Unfortunately, I was not able to identify any agency interested in providing information for those contemplating moving to Wisconsin.
-----
This week's YouTube is some very clever rhyme from "The Economy Herself" courtesy of VersusPlus.com
For those up to a long, but thoughtful article on the American economy, this essay by John Lounsbury in Seeking Alpha should fill the bill.
Next week we'll get off of economics, and start talking about the first hundred days of the Golden Era.
Bill Bowen - 4/24/09
Tom: Thanks for your comments - they add some experienced texture. Unfortunately for us out here, California represents the leading edge of the negative factors which you mention in your last paragraph.
Posted by: bill bowen | April 25, 2009 at 02:30 PM
Bill - manufacturing will always be with us here in the U.S. Your friends who think lower wage rates are the main determinant are smoking too much California weed. Let's not forget Adam Smith: land (space) labor, capital and entrepreneurial ability. I've spent the better part of my adult life recruiting industry from other states to North Carolina, and it's been fun and easy. (One from Chatsworth California, by the way. Almost got Berger Boats from Wisconsin, as well).
Some products are too large and bulky to be made overseas and labor cost is relatively unimportant. Some decisions are also related to the availability of raw materials such as corn or phosphate ore. There are also quality control problems, as we have seen only too painfully this past year re China. An finally, there is the trade off between labor and freight. The formula is simple: if the shipping cost of a 40' container from China is greater than the U.S. labor cost, the product will be made here. That's why small, labor intensive products such as TVs are imported.
Manufacturing is following closely in the economic tradition of farming, which, in 1900, employed 90% of the work force. Manufacturing employed 40% of the workforce in 1940; today it's probably around 10%. In both case, productivity improvements allowed the workforce to increase overall productivity, producing more and better food and more and better products.

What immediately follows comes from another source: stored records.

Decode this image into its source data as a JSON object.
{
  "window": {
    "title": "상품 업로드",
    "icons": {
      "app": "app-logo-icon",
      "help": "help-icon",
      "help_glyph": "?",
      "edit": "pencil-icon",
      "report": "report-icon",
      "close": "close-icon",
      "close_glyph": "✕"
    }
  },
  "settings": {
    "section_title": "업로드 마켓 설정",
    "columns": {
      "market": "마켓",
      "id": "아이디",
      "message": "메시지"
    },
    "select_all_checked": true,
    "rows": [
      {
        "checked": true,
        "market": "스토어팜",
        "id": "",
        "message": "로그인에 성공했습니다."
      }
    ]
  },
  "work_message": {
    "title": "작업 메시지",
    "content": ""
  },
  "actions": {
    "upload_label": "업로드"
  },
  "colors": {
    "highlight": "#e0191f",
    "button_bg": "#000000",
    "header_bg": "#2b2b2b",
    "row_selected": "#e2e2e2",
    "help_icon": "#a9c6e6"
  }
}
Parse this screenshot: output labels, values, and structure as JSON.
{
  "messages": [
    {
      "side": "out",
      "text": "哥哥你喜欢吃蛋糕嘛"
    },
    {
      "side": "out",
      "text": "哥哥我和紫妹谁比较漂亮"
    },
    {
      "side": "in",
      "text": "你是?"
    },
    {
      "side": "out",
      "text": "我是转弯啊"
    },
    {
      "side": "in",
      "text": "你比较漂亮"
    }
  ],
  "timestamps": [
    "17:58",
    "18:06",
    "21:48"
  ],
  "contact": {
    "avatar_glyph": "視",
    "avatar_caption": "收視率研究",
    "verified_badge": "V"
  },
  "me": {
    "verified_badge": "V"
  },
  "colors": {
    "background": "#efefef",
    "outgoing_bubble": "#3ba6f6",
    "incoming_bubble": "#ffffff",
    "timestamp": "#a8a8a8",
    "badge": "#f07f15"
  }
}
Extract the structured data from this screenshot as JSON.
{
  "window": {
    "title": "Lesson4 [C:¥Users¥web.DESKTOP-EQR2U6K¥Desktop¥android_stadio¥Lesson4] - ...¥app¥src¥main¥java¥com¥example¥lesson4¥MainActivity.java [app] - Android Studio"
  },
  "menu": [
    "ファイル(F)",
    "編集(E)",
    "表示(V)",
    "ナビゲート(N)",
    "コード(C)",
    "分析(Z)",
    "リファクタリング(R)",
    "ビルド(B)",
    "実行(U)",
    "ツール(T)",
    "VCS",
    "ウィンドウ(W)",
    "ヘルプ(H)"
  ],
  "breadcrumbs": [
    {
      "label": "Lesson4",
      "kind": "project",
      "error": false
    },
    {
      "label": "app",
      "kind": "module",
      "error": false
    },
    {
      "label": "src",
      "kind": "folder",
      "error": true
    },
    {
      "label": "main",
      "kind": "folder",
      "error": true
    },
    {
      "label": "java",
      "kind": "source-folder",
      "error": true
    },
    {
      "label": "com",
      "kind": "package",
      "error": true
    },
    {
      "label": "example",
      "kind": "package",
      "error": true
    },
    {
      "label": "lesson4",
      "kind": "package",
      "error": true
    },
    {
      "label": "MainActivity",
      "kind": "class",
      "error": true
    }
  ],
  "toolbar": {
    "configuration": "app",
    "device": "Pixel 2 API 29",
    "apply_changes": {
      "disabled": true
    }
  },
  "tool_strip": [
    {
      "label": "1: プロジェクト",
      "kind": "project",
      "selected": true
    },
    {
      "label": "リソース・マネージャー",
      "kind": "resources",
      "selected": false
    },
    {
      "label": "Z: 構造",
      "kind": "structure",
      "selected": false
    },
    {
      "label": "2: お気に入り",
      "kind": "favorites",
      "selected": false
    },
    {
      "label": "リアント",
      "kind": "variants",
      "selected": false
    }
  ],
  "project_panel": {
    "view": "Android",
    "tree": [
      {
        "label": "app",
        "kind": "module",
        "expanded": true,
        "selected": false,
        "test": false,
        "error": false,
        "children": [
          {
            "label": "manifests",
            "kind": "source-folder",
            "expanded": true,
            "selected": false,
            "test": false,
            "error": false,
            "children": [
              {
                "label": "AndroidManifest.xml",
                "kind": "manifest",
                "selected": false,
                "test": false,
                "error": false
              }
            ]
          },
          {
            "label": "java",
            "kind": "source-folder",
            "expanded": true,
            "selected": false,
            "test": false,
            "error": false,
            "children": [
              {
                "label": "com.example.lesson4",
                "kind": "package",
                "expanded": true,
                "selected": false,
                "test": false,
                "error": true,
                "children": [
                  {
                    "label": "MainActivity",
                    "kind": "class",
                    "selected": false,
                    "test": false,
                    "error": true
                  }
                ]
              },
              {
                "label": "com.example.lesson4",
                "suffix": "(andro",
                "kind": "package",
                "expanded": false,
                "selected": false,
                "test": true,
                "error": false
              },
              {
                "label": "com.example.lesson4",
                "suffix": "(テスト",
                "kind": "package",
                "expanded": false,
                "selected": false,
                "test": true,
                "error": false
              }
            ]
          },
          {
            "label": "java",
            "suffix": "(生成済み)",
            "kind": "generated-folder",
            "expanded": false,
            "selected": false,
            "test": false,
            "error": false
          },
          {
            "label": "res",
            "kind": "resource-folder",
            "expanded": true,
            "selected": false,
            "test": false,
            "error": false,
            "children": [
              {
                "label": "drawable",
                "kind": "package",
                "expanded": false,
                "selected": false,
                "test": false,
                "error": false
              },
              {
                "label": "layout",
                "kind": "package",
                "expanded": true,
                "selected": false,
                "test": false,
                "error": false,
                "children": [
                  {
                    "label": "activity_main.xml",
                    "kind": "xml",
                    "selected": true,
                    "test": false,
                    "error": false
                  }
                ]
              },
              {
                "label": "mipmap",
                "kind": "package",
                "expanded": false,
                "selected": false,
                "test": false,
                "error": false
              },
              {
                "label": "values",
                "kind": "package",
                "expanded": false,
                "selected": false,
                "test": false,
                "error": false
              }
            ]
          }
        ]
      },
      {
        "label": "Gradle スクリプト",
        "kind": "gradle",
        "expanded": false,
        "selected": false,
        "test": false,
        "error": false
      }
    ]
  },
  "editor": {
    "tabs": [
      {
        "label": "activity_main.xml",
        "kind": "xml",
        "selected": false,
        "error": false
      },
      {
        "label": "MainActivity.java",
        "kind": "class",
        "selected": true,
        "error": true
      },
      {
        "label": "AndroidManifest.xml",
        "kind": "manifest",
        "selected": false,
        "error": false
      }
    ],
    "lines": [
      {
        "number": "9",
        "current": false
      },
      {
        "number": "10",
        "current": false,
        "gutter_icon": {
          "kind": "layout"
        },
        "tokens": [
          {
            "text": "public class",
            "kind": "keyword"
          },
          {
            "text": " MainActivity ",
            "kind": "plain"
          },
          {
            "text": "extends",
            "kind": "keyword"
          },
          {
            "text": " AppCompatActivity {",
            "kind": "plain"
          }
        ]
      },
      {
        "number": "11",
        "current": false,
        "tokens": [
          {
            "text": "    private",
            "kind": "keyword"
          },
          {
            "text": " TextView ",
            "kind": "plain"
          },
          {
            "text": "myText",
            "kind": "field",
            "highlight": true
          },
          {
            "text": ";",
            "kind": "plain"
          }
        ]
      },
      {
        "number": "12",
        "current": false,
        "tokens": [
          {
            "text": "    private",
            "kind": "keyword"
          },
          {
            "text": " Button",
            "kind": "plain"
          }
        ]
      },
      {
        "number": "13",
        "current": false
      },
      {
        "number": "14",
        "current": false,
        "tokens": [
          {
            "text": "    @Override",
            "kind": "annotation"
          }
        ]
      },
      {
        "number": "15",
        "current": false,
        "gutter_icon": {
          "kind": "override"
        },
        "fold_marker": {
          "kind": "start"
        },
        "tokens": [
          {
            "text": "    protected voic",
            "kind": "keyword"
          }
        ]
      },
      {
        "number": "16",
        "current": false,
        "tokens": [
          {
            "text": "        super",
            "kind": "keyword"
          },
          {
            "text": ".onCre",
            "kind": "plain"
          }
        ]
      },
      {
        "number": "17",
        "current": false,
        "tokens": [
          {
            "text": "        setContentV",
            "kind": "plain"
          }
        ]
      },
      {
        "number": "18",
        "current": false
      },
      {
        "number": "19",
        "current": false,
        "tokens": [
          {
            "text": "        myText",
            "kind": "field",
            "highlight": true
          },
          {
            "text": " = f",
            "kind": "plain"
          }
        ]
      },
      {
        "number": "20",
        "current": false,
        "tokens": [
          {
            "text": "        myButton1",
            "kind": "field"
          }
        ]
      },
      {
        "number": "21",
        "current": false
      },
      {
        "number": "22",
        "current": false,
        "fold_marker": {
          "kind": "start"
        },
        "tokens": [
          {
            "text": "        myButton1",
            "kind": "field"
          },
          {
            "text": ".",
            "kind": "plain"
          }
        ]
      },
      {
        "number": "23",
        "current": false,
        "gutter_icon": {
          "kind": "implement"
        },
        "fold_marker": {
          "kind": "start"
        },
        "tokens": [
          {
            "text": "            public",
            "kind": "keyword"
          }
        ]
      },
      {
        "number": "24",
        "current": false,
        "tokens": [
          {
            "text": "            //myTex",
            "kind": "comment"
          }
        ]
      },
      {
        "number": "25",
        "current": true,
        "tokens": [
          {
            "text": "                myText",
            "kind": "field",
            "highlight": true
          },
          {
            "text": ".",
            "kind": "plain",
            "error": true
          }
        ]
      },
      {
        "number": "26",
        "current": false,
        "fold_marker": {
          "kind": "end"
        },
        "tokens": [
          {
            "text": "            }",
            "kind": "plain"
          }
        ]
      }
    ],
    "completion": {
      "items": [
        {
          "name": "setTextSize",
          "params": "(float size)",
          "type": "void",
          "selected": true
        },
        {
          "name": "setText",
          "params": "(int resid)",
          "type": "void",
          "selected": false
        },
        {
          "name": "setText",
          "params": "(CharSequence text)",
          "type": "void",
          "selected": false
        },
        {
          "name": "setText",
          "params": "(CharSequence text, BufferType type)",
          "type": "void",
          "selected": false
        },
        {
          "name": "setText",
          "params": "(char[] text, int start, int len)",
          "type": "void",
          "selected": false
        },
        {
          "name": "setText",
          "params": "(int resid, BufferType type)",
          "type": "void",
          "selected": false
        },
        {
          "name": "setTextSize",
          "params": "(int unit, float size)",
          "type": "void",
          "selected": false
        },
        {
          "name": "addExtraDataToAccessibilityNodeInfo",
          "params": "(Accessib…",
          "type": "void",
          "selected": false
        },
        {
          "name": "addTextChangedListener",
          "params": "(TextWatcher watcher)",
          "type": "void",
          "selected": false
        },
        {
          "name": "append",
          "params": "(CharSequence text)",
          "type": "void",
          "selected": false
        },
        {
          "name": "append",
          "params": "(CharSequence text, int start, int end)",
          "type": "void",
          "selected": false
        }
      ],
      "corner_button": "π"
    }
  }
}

The high tech manufacturing labor force is actually growing very well; it's up about 37% in ten years.
The growth of the service industry is actually function of manufacturing. Blue Cross was (and I think still is) the largest supplier to GM, not the steel industry. The service industry itself would most likely die if manufacturing disappeared because, as you well know from your career, sourcing, distribution and financing and many other service sector vocations depend on a physical product of some sort to service. Manufacturing also pays well above average wages and is the source of a large part of our health care provision.
The biggest threat to manufacturing in the U.S. is the Federal Government which seems to think that excessive environmental regulation, high tax rates, imposed social costs, and higher and higher taxes are the road to prosperity.
That last paragraph describes the Obama administration perfectly. We all need to pray for our country.
Posted by: Tom Thompson | April 24, 2009 at 09:56 PM
Mary: There are lots of excellent small manufacturers like Trek in Wisconsin; I tried to limit myself to the "best of the best".
Posted by: bill bowen | April 24, 2009 at 08:52 PM
WOW! Thanks for having us swim with the big fish! I'm flattered and we're trying to deserve it! I will point out another WI company that deserves mention: Trek Bicycle Corporation out in Waterloo, WI. Since I am a Trek ambassador for "Women Who Ride" this year I would be remiss not to mention Trek with nearly 1,000 employees and probably 80MM in sales (but that figure is a only meager guess)! Mary Strupp, CEO Bardes Plastics, Inc.